The illustration [that follows] (not representing Christ) is from the learned work of Professor Lepsius (De Gruce, p. 1159, Louvain, 1605), who adopts the Cross in its traditional form.

It gives what he calls "Crux simplex," the most simple form of the Cross, a pole or stake, the Stauros, with a man nailed to it.


A Cross other than a mere stake he designates genus compactum, or made up. But both he calls Crosses.

There is in fact a difficulty about the term Cross.

The following is from Smith's Dictionary, Article Cross:

"The word Stauros [the term used for Cross in the Greek Testament] properly means merely a stake. In Livy, even Crux means a mere stake. In consequence of this vagueness of meaning impalement is sometimes spoken of loosely as a kind of crucifixion.

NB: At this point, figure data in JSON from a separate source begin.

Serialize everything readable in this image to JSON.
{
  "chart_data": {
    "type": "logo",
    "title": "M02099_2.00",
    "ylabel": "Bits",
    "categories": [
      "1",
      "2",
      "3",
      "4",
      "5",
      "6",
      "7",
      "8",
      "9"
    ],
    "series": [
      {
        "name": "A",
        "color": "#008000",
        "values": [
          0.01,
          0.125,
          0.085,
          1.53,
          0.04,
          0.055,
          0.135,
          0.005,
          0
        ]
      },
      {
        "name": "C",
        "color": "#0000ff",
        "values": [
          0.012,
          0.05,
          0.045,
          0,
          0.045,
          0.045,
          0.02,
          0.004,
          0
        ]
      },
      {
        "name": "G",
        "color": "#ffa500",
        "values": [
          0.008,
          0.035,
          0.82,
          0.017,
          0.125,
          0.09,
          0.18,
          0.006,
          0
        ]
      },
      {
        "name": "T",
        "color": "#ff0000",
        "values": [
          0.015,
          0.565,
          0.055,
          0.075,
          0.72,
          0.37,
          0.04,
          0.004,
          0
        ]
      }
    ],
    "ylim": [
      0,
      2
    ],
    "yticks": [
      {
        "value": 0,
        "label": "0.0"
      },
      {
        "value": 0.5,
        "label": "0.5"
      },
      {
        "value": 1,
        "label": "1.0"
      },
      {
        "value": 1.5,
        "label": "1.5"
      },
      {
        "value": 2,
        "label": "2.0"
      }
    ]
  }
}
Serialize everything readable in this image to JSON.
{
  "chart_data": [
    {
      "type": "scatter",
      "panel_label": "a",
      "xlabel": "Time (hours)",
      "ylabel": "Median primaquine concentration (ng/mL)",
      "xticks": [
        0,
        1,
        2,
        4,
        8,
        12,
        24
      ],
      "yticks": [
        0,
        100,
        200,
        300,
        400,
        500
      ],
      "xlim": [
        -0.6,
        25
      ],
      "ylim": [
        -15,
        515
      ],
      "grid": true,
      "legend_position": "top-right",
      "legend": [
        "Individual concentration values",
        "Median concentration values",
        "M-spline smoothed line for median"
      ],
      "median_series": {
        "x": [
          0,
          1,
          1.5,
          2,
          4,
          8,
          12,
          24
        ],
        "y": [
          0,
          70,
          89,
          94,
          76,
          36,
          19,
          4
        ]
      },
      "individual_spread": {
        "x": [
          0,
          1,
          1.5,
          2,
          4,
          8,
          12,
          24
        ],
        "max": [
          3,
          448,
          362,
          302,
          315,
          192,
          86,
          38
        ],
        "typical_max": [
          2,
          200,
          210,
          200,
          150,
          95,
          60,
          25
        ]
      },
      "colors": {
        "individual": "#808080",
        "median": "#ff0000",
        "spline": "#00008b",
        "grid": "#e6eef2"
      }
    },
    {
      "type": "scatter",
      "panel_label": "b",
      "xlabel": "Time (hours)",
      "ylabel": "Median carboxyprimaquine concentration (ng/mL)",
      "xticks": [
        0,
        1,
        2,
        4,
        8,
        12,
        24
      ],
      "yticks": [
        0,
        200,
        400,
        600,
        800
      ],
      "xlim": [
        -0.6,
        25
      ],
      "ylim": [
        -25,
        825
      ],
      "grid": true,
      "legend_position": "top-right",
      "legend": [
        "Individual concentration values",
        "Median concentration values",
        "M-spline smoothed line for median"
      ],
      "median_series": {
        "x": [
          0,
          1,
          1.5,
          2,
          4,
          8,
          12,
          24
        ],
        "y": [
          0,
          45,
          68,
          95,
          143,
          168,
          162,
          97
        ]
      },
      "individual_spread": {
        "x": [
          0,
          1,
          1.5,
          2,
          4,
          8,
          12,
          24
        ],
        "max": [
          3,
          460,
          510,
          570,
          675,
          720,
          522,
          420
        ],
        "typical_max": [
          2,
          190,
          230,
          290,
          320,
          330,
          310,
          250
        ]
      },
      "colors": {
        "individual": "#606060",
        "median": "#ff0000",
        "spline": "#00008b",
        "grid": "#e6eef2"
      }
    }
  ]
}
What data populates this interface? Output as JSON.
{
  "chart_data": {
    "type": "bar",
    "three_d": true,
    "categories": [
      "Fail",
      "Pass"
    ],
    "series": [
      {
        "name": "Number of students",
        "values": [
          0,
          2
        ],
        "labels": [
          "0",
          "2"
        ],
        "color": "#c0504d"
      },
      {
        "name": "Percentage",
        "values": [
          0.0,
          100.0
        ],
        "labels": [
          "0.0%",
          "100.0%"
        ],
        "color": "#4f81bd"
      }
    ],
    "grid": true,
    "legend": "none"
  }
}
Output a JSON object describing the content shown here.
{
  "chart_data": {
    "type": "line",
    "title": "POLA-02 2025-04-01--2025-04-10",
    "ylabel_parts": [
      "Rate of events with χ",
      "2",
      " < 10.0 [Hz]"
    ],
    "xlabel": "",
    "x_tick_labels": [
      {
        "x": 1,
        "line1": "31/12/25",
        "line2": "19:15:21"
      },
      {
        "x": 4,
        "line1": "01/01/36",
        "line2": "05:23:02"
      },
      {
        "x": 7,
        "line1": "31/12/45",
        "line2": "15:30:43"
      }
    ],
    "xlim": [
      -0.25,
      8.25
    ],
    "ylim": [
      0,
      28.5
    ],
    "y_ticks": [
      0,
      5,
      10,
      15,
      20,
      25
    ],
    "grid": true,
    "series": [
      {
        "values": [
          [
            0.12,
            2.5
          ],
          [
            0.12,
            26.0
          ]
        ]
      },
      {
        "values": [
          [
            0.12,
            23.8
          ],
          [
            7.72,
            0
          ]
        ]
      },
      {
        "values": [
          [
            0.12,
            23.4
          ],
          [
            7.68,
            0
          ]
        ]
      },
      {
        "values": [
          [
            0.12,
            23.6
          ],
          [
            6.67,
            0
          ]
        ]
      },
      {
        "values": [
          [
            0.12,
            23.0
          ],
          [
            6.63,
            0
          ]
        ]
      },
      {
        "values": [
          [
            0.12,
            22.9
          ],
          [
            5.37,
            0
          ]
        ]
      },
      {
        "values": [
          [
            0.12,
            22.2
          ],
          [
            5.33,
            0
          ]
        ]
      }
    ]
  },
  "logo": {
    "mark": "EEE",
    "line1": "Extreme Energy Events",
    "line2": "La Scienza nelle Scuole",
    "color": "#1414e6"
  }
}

"The Hebrews have no word for Cross more definite than 'wood.'"

In reference, further, to the form of the Cross on which our Lord suffered, the writer of the article in question, Dr. Farrar, holds to its traditionary shape, that of the Latin Cross. His assertion is strong, not so his reason. Let the reader judge. "That this was the kind of Cross on which our Lord died [says he] is obvious, among other reasons [he does not give them] from the mention of the 'title' as placed above our Lord's head."

His only reason given for following "the almost unanimous tradition" (I quote his words) appears then to be that were our Lord to have suffered on the ordinary stauros (the stake) there would have been no room for the "title" over His head.

Look, reader, at the above cut, and judge for yourselves of the force of the Canon's "reasons."

As for the tradition he speaks of, is this of much worth, think you?

To prevent the weight of the body tearing the hands from the nails, there was a peg driven into the cross to support the body at the fork. Tertullian, quoted by Adam Clarke, mentions this: "Crux cum illo sedilis excessu"—the Cross with its projecting seat.